A dream that began in Dominque de Menil’s lifetime finally becomes a reality as the Menil Collection opens the doors of the Menil Drawing Institute Louisa Stude Sarofim Building and welcomes Houston into an art space like no other.
Though it might seem we’ve been anticipating the completion of the MDI for a decade, the Menil only broke ground in 2015. The three-and-a-half years of construction, with a few delays, seems like a blink of an artist’s-eye compared to what the Menil has accomplished transforming the whole campus neighborhood while creating a serene haven for both art — specifically delicate works on paper — and art lovers alike.
“Based on the premise that drawing is central to artistic practice, this addition to Menil’s neighborhood of art provides an intimate setting for public and scholarly community to access drawings thus advancing appreciation and scholarship of the medium,” says Menil director Rebecca Rabinow, at a recent preview walkthrough of the 30,000-square-foot, $40 million building, designed by Johnston Marklee in collaboration with landscape architects Michael Van Valkenburgh Associates.
In describing how this decades in the making project came to fruition, Rabinow noted John and Dominique de Menil’s deep commitment to collecting modern and contemporary drawings.
“It was of great importance to them that they make sustained commitments to living artists, and purchasing drawings became one of the pillars of their support,” explains Rabinow.
The project to house and conserve the Collection’s great works on paper called for what Rabinow describes as an “unprecedented,” building dedicated to the acquisition, study, exhibition, conservation and storage of modern and contemporary drawings. The multipurpose use of building required designs from Johnston Marklee that would become a natural addition to the Menil campus, tame the sometimes brutal Houston sunlight, while also keeping the works safe from any Houston flooding.
With two shaded outdoor courtyards, an indoor cool-light-filled “living room” connecting the courtyards and a 2,850-square-foot exhibition space open to the public, along with private office space, a conservation lab, a “scholars’ cloister” and below-ground art storage areas, the MDI beautiful fulfills its many purposes.
The building becomes as much of an artwork as the pieces it holds, as the lines, stark planes, and sharp angles juxtaposed with its lush courtyards and surrounding landscape seem to blur the borders between interior and exterior, outside and in.
Art inside and out
To inaugurate the exhibition space, the Menil presents drawings from one of American’s greatest living artists, Jasper Johns. The Condition of Being Here: Drawings by Jasper Johns exhibition contains 41 works of art from 1954-2016, include drawings made in graphite, ink, charcoal, watercolor, colored pencil, acrylic, water-soluble encaustic, pastel, powdered graphite, gouache, and oil stick, on surfaces ranging from paper to plastic.

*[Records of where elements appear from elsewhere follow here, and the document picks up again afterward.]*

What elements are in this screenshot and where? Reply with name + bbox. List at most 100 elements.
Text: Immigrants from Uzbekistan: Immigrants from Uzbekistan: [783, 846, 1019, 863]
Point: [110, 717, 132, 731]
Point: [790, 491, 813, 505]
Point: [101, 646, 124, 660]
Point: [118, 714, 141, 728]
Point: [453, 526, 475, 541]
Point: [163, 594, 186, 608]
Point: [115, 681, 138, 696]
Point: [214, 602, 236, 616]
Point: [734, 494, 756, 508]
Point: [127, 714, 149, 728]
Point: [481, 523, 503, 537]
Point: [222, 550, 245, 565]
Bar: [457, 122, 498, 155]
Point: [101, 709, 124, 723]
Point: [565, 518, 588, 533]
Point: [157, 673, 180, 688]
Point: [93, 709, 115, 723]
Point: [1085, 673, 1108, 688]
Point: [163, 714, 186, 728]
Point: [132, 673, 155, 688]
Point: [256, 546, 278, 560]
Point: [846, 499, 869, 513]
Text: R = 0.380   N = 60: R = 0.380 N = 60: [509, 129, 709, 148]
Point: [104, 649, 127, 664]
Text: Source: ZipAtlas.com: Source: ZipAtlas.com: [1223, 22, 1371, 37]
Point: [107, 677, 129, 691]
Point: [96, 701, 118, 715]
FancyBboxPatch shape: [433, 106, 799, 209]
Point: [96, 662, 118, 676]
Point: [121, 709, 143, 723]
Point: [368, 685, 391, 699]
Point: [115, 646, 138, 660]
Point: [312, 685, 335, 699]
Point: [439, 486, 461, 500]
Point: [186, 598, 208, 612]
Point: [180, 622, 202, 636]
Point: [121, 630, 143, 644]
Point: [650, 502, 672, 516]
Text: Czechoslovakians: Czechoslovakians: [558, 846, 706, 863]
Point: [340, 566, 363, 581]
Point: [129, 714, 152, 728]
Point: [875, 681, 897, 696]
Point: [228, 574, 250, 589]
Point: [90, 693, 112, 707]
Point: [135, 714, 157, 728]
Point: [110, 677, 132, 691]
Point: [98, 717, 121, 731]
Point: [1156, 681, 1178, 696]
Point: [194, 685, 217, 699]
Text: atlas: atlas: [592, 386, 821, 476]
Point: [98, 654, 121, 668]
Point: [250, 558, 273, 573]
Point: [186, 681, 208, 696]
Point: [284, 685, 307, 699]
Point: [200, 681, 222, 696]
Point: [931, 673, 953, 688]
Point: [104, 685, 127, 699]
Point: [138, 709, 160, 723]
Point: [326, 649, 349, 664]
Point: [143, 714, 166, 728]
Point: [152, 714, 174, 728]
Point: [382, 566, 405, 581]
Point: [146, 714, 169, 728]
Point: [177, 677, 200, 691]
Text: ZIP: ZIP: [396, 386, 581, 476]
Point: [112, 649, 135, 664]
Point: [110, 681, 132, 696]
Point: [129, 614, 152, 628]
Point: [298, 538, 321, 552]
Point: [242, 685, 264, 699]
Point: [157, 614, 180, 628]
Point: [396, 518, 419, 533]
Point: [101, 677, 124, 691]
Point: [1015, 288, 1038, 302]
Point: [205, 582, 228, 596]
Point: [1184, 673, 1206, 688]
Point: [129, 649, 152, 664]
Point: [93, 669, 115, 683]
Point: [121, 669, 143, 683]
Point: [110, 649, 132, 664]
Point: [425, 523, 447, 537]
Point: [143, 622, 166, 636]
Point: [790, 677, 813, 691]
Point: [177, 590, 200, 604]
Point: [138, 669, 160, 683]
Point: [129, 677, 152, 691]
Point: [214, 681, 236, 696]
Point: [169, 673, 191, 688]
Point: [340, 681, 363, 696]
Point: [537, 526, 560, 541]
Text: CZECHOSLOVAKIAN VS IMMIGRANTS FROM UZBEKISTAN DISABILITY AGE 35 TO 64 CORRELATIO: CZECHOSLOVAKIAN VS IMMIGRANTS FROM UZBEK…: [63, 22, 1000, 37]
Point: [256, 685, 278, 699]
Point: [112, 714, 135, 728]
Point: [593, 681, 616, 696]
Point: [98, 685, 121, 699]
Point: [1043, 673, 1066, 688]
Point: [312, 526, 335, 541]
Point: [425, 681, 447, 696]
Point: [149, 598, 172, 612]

“When the drawings are viewed together they trace the artist’s life-long interest and exploration in drawing as an art form as well as his fascination with certain motifs among them the target and the flag that reappear in his art over many decades,” describes Rabinow, noting that the Collection has one of the largest holdings of the artist’s drawings in the world.
Any addition to the Menil campus would not contain all its art indoors, of course. At the entrance into the west courtyard look for Ellsworth Kelly’s Menil Curve, 2015. Commissioned to recognize extraordinary financial gifts to The Campaign for the Menil, the blazing white sculpture also captures the feel of the most primal elements of drawing lines, planes and angles.
Those Houstonians who consider the Menil Campus a second art home will get quite the wonderful surprise walking the sidewalk on West Main Street a few steps beyond the MDI. There they will find the museum has relocated Michael Heizer’s sculptures — Rift, 1968/1982 and Dissipate, 1968/1970 from the front lawn of the main building to a red, graveled plot created to simulate the dry Nevada lakebed where Heizer originally installed the A588 weathering steel pieces.
After opening day festivities on Saturday, November 3, the Menil Drawing Institute, located at 1412 West Main St., will join the other Menil art spaces opening to the public Wednesday through Sunday, 11 am to 7 pm. Admission to the Menil is always free.